Автор книги: Александр Чуваков
Жанр: Приключения: прочее, Приключения
Возрастные ограничения: +18
сообщить о неприемлемом содержимом
Текущая страница: 8 (всего у книги 17 страниц)
Дорога
Я проглотил лютый вопль, что почти вырвался у меня из груди, выдохнул его обратно и с тревогой облизал пересохшие губы. Что-то непонятное и пугающее происходило у меня прямо на глазах, объяснение чему я никак не мог нарыть ни в одном закоулке своей скудной головешки. Горячая рука Писклявого буквально обжигала мою ногу и казалась не по размеру тяжелой. Она камнем навалилась на колено и создала ощущение придавленности и спертости внутри меня и, кажется, даже если бы я очень захотел, то ничего кроме шепота не в силах было бы сорваться с моих уст.
– Место, в которое мы направляемся ты покинул, будучи еще милым мальчишкой, и, сказать по правде, никогда не должен был туда вернуться – смотря мне прямо в глаза сказал Писклявый. – Однажды летом, они приехали за тобой, грузные, угрюмые и молча, впопыхах увезли. Могло показаться, что это ненадолго, такое бывало и раньше, все образуется. Но родители твои были настроены серьезно. Тогда-то бабушка и видела тебя в последний раз, а ты, собственно, ее, вы даже толком не попрощались.
После этих слов я почувствовал, что его рука на моем колене стала стремительно нагреваться, словно кипятильник и вот-вот раскалится, как кусок железа в кузне, и проплавит все слои моей тоненькой кожи. Мне стало невыносимо горячо, но Писклявый и не думал убирать ее, все смотрел мне прямо в глаза.
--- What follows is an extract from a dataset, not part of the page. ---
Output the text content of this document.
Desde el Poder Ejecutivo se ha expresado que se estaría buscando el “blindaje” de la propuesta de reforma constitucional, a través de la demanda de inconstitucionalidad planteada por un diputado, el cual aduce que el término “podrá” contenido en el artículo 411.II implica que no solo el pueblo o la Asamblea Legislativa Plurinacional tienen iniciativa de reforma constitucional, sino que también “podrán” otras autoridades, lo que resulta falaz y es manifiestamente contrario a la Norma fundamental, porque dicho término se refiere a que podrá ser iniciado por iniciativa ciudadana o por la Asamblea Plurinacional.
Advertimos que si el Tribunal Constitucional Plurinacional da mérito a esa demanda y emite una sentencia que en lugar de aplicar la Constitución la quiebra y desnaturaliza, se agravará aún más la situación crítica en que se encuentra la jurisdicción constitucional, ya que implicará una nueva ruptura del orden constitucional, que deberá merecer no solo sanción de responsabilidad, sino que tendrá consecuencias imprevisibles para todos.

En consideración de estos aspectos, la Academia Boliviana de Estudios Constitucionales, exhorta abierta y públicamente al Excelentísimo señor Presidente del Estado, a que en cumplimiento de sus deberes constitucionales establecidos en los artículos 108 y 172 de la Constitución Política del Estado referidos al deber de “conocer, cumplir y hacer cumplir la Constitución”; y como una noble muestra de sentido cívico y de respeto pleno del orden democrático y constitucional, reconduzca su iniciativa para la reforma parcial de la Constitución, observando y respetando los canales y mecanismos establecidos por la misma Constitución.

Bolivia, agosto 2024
Но вот что странно, несмотря на уже лютую, обжигающую боль, я никак не мог оторваться от его манящих и ярких очей, от их глубины и теплоты, они проникали в меня и даже спертый воздух не был преградой. Я не мог или не хотел даже шевельнуться, дабы не потерять эту манящую связь, это сладкое единение, нить связующую две души, и мне не хотелось искать никакой защиты от этого, ибо я находился во власти неведомого мне оцепенения. Я был пленен, я словно завороженный глядел внутрь этого странного, пугающего и одновременно очень родного человека и видел там себя, в прямом смысле себя, только маленького. Эти глаза словно озеро, сквозь воды которого можно наблюдать размытое, нечеткое и расплывающееся прошлое, то прошлое, что улетучилось или утекло вместе с ушедшими стрелками часов, то прошлое, что окопалось внутри каждого из нас, что глубоко прячется от ужасного окружающего мира и прячет все наши слабости и обиды, то прошлое, что шелковистым, опьяняющим и сладким нектаром разливается внутри, при мысли о нем. Это озеро или глаза манили меня, и нет больше сил сопротивляться накатывающему чувству ностальгии и трепета перед временем, я лицом к лицу с ним, и я тону, а теплая, почти обжигающая вода разливалась теперь от ног выше и выше к самой голове. Я буквально почувствовал, как сначала мои пятки намокли, потом закипела вода от прикосновения к моему колену, намочила мне ягодицы и пупок, одежда мгновенно стала мокрой, и вода подступила к горлу, глазам, ушам. Она поглотила меня полностью, а легкие пузырьки воздуха теперь поднимались наверх вместе с тревожными мыслями. Погружаясь на дно, я чувствовал только безмятежность. Теперь я сам стал чередой воспоминаний.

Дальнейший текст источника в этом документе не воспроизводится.